We subsequently compared the AmericaPlex26 assay results to our previous attempts at amplifying and sequencing the mitochondrial HVR-I with four overlapping primer pairs and found that the AmericaPlex26 assay improved the typing efficiency from ancient samples (Table 3, Figure 4). For example, the AmericaPlex26 assay allowed reliable SNP typing for eleven Early Intermediate (55%) and ten Late Intermediate samples (83%), whereas HVR-I sequencing gave reliable sequence haplotypes for seven (35%) and seven (58%) samples, respectively. For example, HVR-I sequencing for samples 10802A and 10803A failed, while the AmericaPlex26 assay revealed specific hg B2 (Table 3). Samples from the Middle Horizon culture were in general less well preserved, resulting in eight consensus sub-hg calls (40%) using the AmericaPlex26 assay, whereas HVR-I sequencing did not produce any reliable sequence haplotype from the sample replicates (0%). This highlights the genotyping power of our assay when dealing with challenging samples.
Importantly, SNP typing with the AmericaPlex26 assay also gave a higher resolution compared to traditional HVR-I sequencing. For example, samples 10809A and 10810A of the Early Intermediate period were assigned to the major hg C1 by HVR-I sequencing, yet the AmericaPlex26 assay allowed further resolution to sub-hg C1b. In addition, while many of the HVR-I results from Late Intermediate samples remained tentative, i.e. non-reproducible, the AmericaPlex26 assay provided reliable and specific sub-hgs for both replicates (Table 3, Figure 4). Taking all results together, the AmericaPlex26 assay showed a significantly higher success rate when compared to the standard HVR-I sequencing (p<0.0001, Wilcoxon matched-pairs signed rank test; Figure 4).

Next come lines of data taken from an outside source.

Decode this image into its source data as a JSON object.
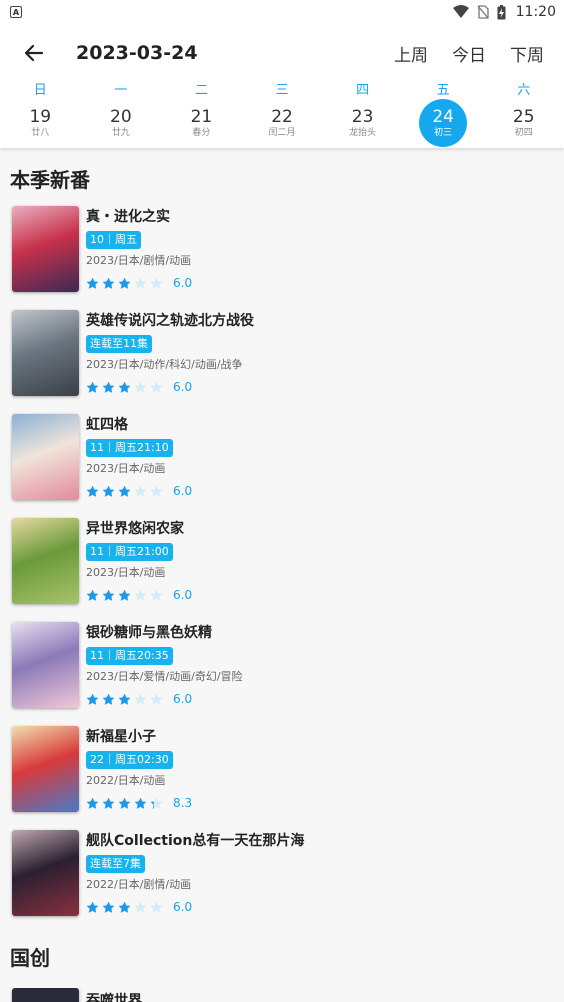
{
  "status_bar": {
    "time": "11:20",
    "left_icon": "A"
  },
  "header": {
    "date": "2023-03-24",
    "prev_week": "上周",
    "today": "今日",
    "next_week": "下周"
  },
  "week": [
    {
      "weekday": "日",
      "day": "19",
      "lunar": "廿八",
      "active": false
    },
    {
      "weekday": "一",
      "day": "20",
      "lunar": "廿九",
      "active": false
    },
    {
      "weekday": "二",
      "day": "21",
      "lunar": "春分",
      "active": false
    },
    {
      "weekday": "三",
      "day": "22",
      "lunar": "闰二月",
      "active": false
    },
    {
      "weekday": "四",
      "day": "23",
      "lunar": "龙抬头",
      "active": false
    },
    {
      "weekday": "五",
      "day": "24",
      "lunar": "初三",
      "active": true
    },
    {
      "weekday": "六",
      "day": "25",
      "lunar": "初四",
      "active": false
    }
  ],
  "sections": {
    "season_title": "本季新番",
    "domestic_title": "国创"
  },
  "anime": [
    {
      "title": "真・进化之实",
      "badge": "10｜周五",
      "meta": "2023/日本/剧情/动画",
      "stars": 3,
      "score": "6.0",
      "colors": [
        "#c8304a",
        "#3b2a55",
        "#e8b0c0"
      ]
    },
    {
      "title": "英雄传说闪之轨迹北方战役",
      "badge": "连载至11集",
      "meta": "2023/日本/动作/科幻/动画/战争",
      "stars": 3,
      "score": "6.0",
      "colors": [
        "#6b7580",
        "#3a3f45",
        "#c0c6cc"
      ]
    },
    {
      "title": "虹四格",
      "badge": "11｜周五21:10",
      "meta": "2023/日本/动画",
      "stars": 3,
      "score": "6.0",
      "colors": [
        "#f0e4da",
        "#e28a9c",
        "#8ab0d8"
      ]
    },
    {
      "title": "异世界悠闲农家",
      "badge": "11｜周五21:00",
      "meta": "2023/日本/动画",
      "stars": 3,
      "score": "6.0",
      "colors": [
        "#6a9a3a",
        "#a8c46a",
        "#e8d8a0"
      ]
    },
    {
      "title": "银砂糖师与黑色妖精",
      "badge": "11｜周五20:35",
      "meta": "2023/日本/爱情/动画/奇幻/冒险",
      "stars": 3,
      "score": "6.0",
      "colors": [
        "#8a7ab8",
        "#f2c8d8",
        "#e8e0f0"
      ]
    },
    {
      "title": "新福星小子",
      "badge": "22｜周五02:30",
      "meta": "2022/日本/动画",
      "stars": 4.3,
      "score": "8.3",
      "colors": [
        "#d83a3a",
        "#4a7ac8",
        "#f0e0b0"
      ]
    },
    {
      "title": "舰队Collection总有一天在那片海",
      "badge": "连载至7集",
      "meta": "2022/日本/剧情/动画",
      "stars": 3,
      "score": "6.0",
      "colors": [
        "#2a2030",
        "#8a3040",
        "#c0a8b0"
      ]
    }
  ],
  "next_item_partial": {
    "title": "吞噬世界"
  },
  "accent_color": "#15a8ee"
}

This is likely due to the difference in amplicon sizes between the two methods.
The overall effectiveness of the assay
Overall, the effectiveness of the multiplex SNaPshot method in analysing ancient DNA lies in the fact that it only requires minimal flanking regions either side of the SNP, which in theory allows the design of very short overall amplicon sizes [40], [48], 56–90 bp in our case. This makes it suitable for the extremely fragmented and damaged state of ancient DNA, while the multiplex approach maximises the amount of information that can be gained per PCR [15], [49], [50]. As such, SNaPshot typing is able to generate results for samples for which traditional sequencing methods often fail with ancient and/or degraded DNA, as they require longer fragment lengths to be cost-effective [51]. Multiplexing also allows the combination of many informative SNP sites into one reaction, which are otherwise spread across longer sequence regions. On its own, the multiplex PCR and SNaPshot method is time- and cost-effective, and requires substantially smaller amounts of valuable DNA extract compared to HVR-I sequencing, as fewer individual reactions are needed from preparation of the multiplex PCR to capillary electrophoresis [48], [50].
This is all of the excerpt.